On Sunday, 14 October 2018 at 03:26:33 UTC, Adam D. Ruppe wrote:
On Sunday, 14 October 2018 at 03:07:59 UTC, Chris Katko wrote:
For comparison, I just tested and grep uses about 4 MB of RAM
to run.
Running and compiling are two entirely different things.
Running the D regex code should be comparable, but compiling it
is slow, in great part because of internal templates...
There was an effort to speed up the template code, but it is
still not complete.
I know that. I figured people would miss my point on it though so
I should have clarified.
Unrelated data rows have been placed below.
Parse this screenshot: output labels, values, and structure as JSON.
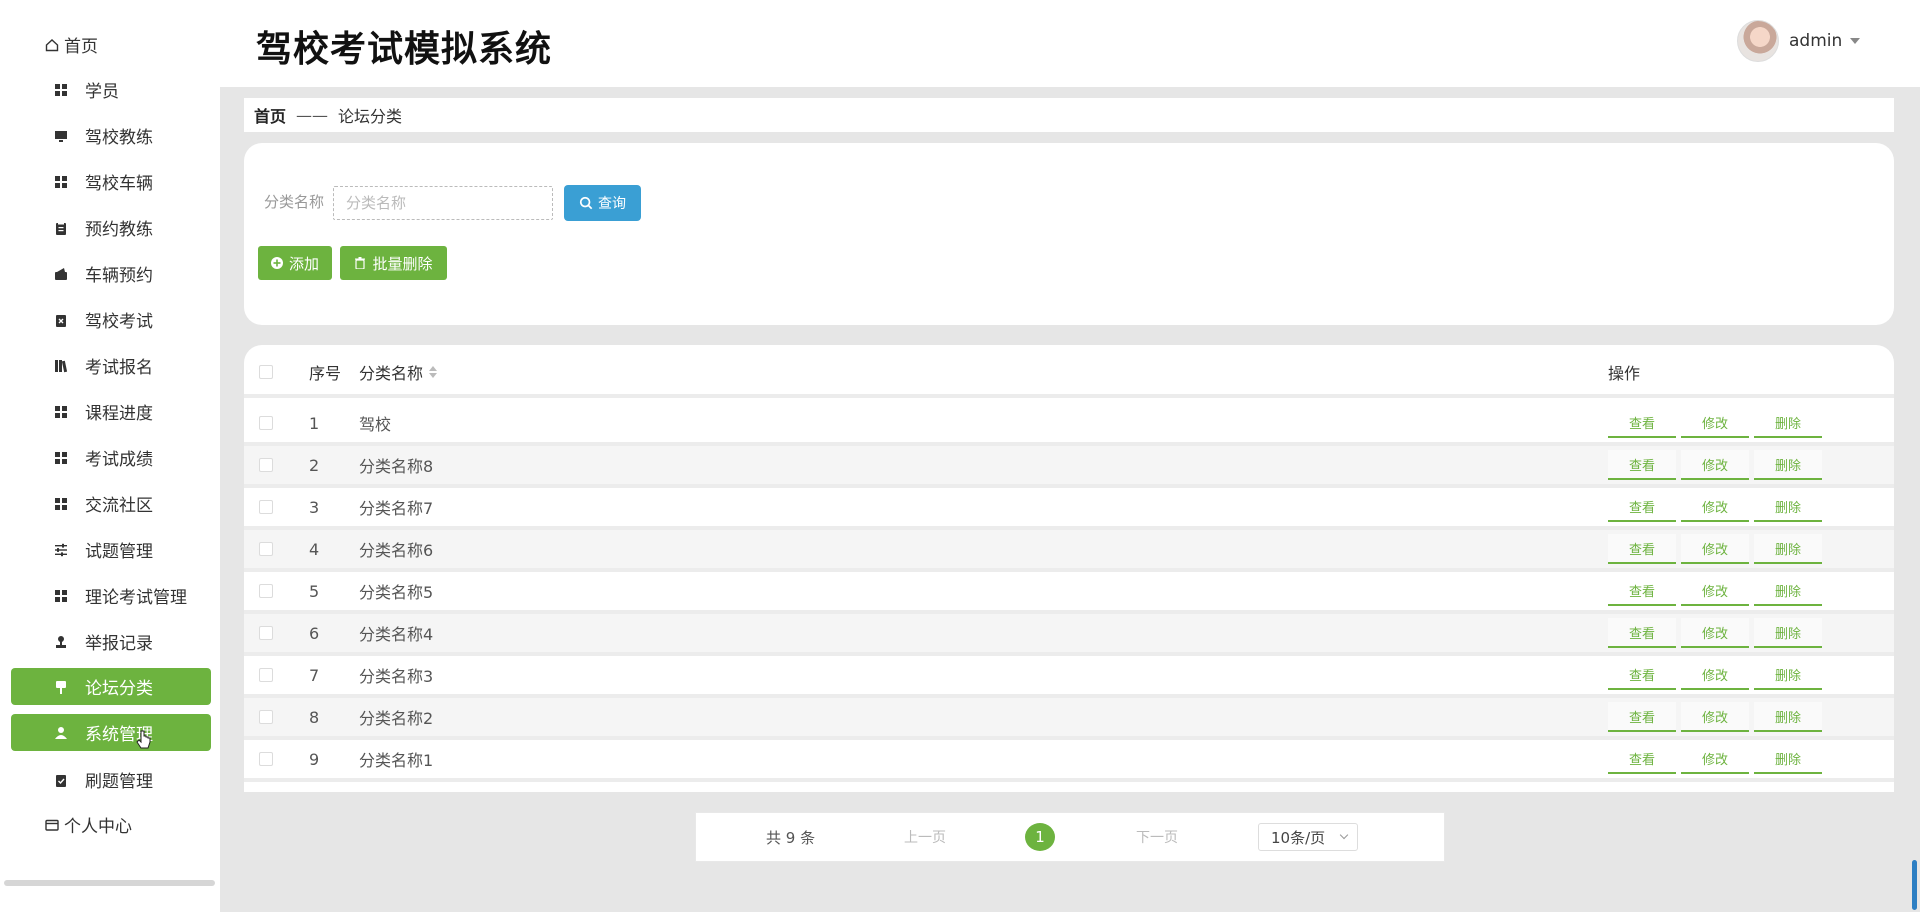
{
  "header": {
    "title": "驾校考试模拟系统",
    "username": "admin"
  },
  "sidebar": {
    "items": [
      {
        "label": "首页",
        "icon": "home-icon"
      },
      {
        "label": "学员",
        "icon": "grid-icon"
      },
      {
        "label": "驾校教练",
        "icon": "monitor-icon"
      },
      {
        "label": "驾校车辆",
        "icon": "grid-icon"
      },
      {
        "label": "预约教练",
        "icon": "clipboard-icon"
      },
      {
        "label": "车辆预约",
        "icon": "wallet-icon"
      },
      {
        "label": "驾校考试",
        "icon": "clipboard-x-icon"
      },
      {
        "label": "考试报名",
        "icon": "books-icon"
      },
      {
        "label": "课程进度",
        "icon": "grid-icon"
      },
      {
        "label": "考试成绩",
        "icon": "grid-icon"
      },
      {
        "label": "交流社区",
        "icon": "grid-icon"
      },
      {
        "label": "试题管理",
        "icon": "sliders-icon"
      },
      {
        "label": "理论考试管理",
        "icon": "grid-icon"
      },
      {
        "label": "举报记录",
        "icon": "stamp-icon"
      },
      {
        "label": "论坛分类",
        "icon": "sign-icon",
        "active": true
      },
      {
        "label": "系统管理",
        "icon": "user-icon",
        "active": true
      },
      {
        "label": "刷题管理",
        "icon": "clipboard-check-icon"
      },
      {
        "label": "个人中心",
        "icon": "card-icon"
      }
    ]
  },
  "breadcrumb": {
    "home": "首页",
    "separator": "——",
    "current": "论坛分类"
  },
  "search": {
    "label": "分类名称",
    "placeholder": "分类名称",
    "value": "",
    "query_button": "查询",
    "add_button": "添加",
    "batch_delete_button": "批量删除"
  },
  "table": {
    "columns": {
      "index": "序号",
      "name": "分类名称",
      "actions": "操作"
    },
    "action_labels": {
      "view": "查看",
      "edit": "修改",
      "delete": "删除"
    },
    "rows": [
      {
        "index": "1",
        "name": "驾校"
      },
      {
        "index": "2",
        "name": "分类名称8"
      },
      {
        "index": "3",
        "name": "分类名称7"
      },
      {
        "index": "4",
        "name": "分类名称6"
      },
      {
        "index": "5",
        "name": "分类名称5"
      },
      {
        "index": "6",
        "name": "分类名称4"
      },
      {
        "index": "7",
        "name": "分类名称3"
      },
      {
        "index": "8",
        "name": "分类名称2"
      },
      {
        "index": "9",
        "name": "分类名称1"
      }
    ]
  },
  "pagination": {
    "total": "共 9 条",
    "prev": "上一页",
    "current_page": "1",
    "next": "下一页",
    "page_size": "10条/页"
  },
  "colors": {
    "accent_green": "#6db33f",
    "query_blue": "#3a9fd4"
  }
}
That's why I said it's likely the
templates/DMD that's exploding--not the actual regex action.
From a simple program, it takes ~100-150MB of RAM to compile.
Adding a single regex (not compiled regex) balloons to 550MB at 5
seconds of compile time.
-----------
Anyhow, I wrote my own simple "dgrep" and compared the results
with grep, it's very competitive: (NOT to be confused with the
above RAM stats for COMPILING)
Command being timed: "sh -c cat dgrep.d | ./dgrep 'write' "
User time (seconds): 0.00
System time (seconds): 0.00
Percent of CPU this job got: 0%
Elapsed (wall clock) time (h:mm:ss or m:ss): 0:00.00
Average shared text size (kbytes): 0
Average unshared data size (kbytes): 0
Average stack size (kbytes): 0
Average total size (kbytes): 0
Maximum resident set size (kbytes): 3192
Average resident set size (kbytes): 0
Major (requiring I/O) page faults: 0
Minor (reclaiming a frame) page faults: 301
Voluntary context switches: 5
Involuntary context switches: 124
Swaps: 0
File system inputs: 8
File system outputs: 8
Socket messages sent: 0
Socket messages received: 0
Signals delivered: 0
Page size (bytes): 4096
Exit status: 0
Command being timed: "sh -c cat dgrep.d | grep 'write'"
User time (seconds): 0.00
System time (seconds): 0.00
Percent of CPU this job got: 0%
Elapsed (wall clock) time (h:mm:ss or m:ss): 0:00.00
Average shared text size (kbytes): 0
Average unshared data size (kbytes): 0
Average stack size (kbytes): 0
Average total size (kbytes): 0
Maximum resident set size (kbytes): 2224
Average resident set size (kbytes): 0
Major (requiring I/O) page faults: 2
Minor (reclaiming a frame) page faults: 282
Voluntary context switches: 10
Involuntary context switches: 0
Swaps: 0
File system inputs: 760
File system outputs: 0
Socket messages sent: 0
Socket messages received: 0
Signals delivered: 0
Page size (bytes): 4096
Exit status: 0
So I have to say I'm impressed with the actual performance of the
regular expressions engine--especially considering "grep" is,
IIRC, considered a fine-tuned beast.